Descriptive statistics were used to describe the demographics of patients (ie, sex, age, urban/rural classification, primary payer, and prescriber specialty) for each cluster identified by the PAM clustering algorithm. Urban/rural classification was determined using the prescriber’s zip code, which is based on the prescriber’s primary address, and classified using the 2013 National Center for Health Statistics (NCHS) Urban-Rural Classification Scheme for Counties.¹⁵ Primary payer and prescriber specialty were determined based on the most frequent payer type and prescriber specialty across all opioid prescriptions for an individual during the 12-month study period. Payment types captured in the LRx data were combined into 6 payer categories: private/commercial, self-pay, Medicaid, Medicare, assistance (eg, discount cards), and unknown (see Appendix B, available as supplemental digital content at http://links.lww.com/PAIN/B882). Demographics were summarized by the number and proportion of patients in each cluster.

3. Results

Among approximately 4.1 million patients who were prescribed long-term opioid therapy in 2018, we identified a study cohort of 277,967 patients who were newly initiated on long-term opioid therapy. Among patients newly initiated on long-term opioid therapy, 70.1% of patients were in the <50 MME baseline dosage category, 14.7% in the 50 to 89 MME category, 8.0% in the 90 to 149 MME category, and 7.2% in the ≥150 MME category (see Appendix C, available as supplemental digital content at http://links.lww.com/PAIN/B882). There were no significant differences noted in the demographics (ie, sex and age) of patients in the analytic sample compared with the corresponding population for each of the 4 baseline dosage categories.
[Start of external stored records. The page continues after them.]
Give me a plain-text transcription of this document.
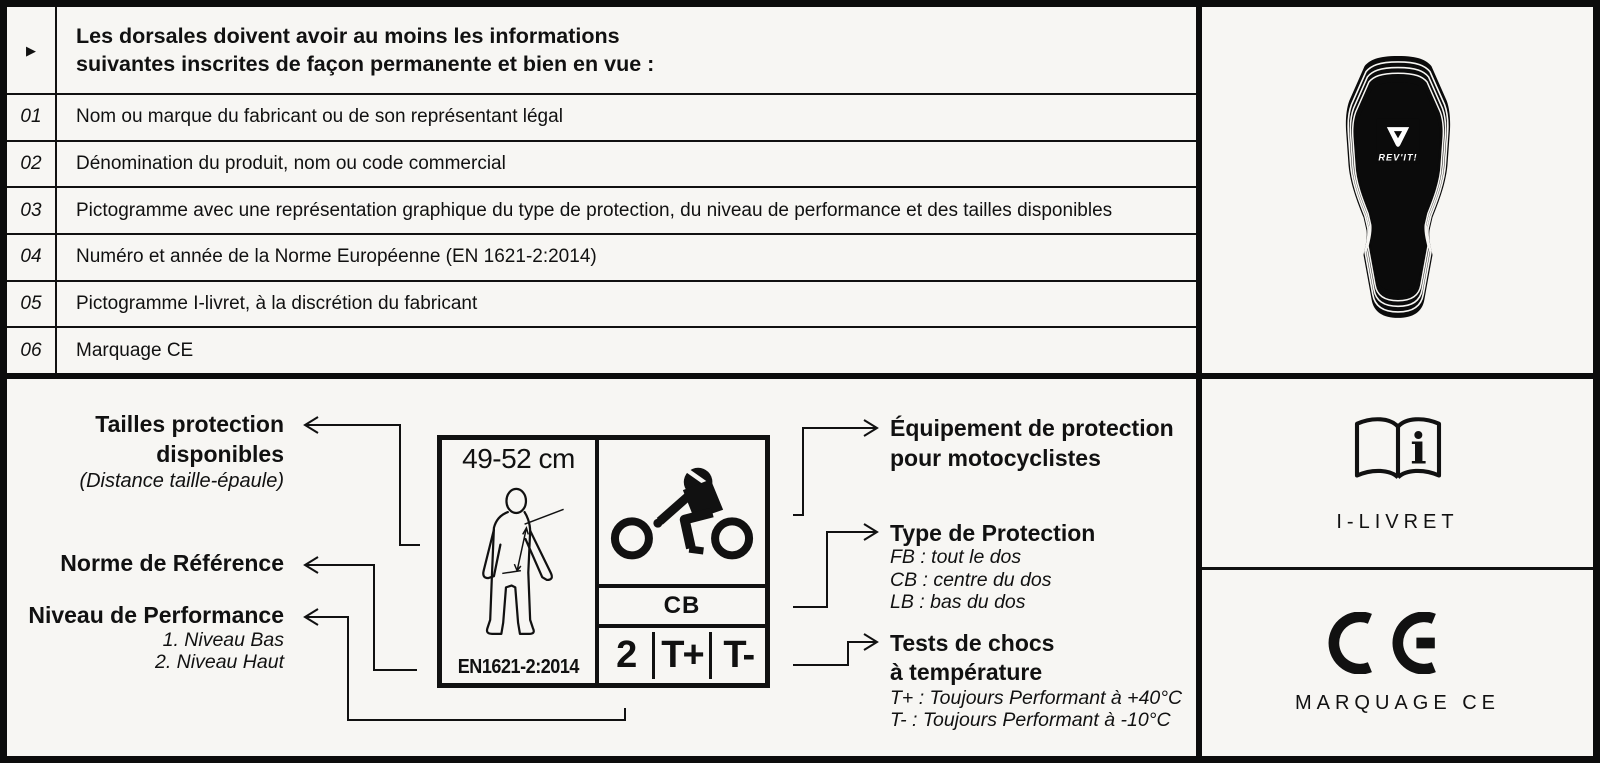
▶
Les dorsales doivent avoir au moins les informations
suivantes inscrites de façon permanente et bien en vue :
01 Nom ou marque du fabricant ou de son représentant légal
02 Dénomination du produit, nom ou code commercial
03 Pictogramme avec une représentation graphique du type de protection, du niveau de performance et des tailles disponibles
04 Numéro et année de la Norme Européenne (EN 1621-2:2014)
05 Pictogramme I-livret, à la discrétion du fabricant
06 Marquage CE
Tailles protection
disponibles
(Distance taille-épaule)
Norme de Référence
Niveau de Performance
1. Niveau Bas
2. Niveau Haut
Équipement de protection
pour motocyclistes
Type de Protection
FB : tout le dos
CB : centre du dos
LB : bas du dos
Tests de chocs
à température
T+ : Toujours Performant à +40°C
T- : Toujours Performant à -10°C
49-52 cm
EN1621-2:2014
CB
2 T+ T-
REV'IT!
i
I-LIVRET
MARQUAGE CE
Results of the sensitivity analysis showed that the number of clusters identified was robust for baseline dosage categories <150 MME (2 clusters were identified for 9 of 10 random samples), whereas the number of clusters identified varied more substantially for the baseline dosage category ≥150 MME (see Appendix D, available as supplemental digital content at http://links.lww.com/PAIN/B882). For the analytic sample, cluster analysis identified 2 clusters for each of the baseline dosage categories <150 MME and 3 clusters for the baseline dosage category ≥150 MME (Table 1), and a window size of 2 months was selected based on the highest average silhouette width across all analyses.

Table 1.

Characteristics of clusters identified by partitioning around medoids clustering algorithm, by mean baseline daily dosage, 2018 to 2019.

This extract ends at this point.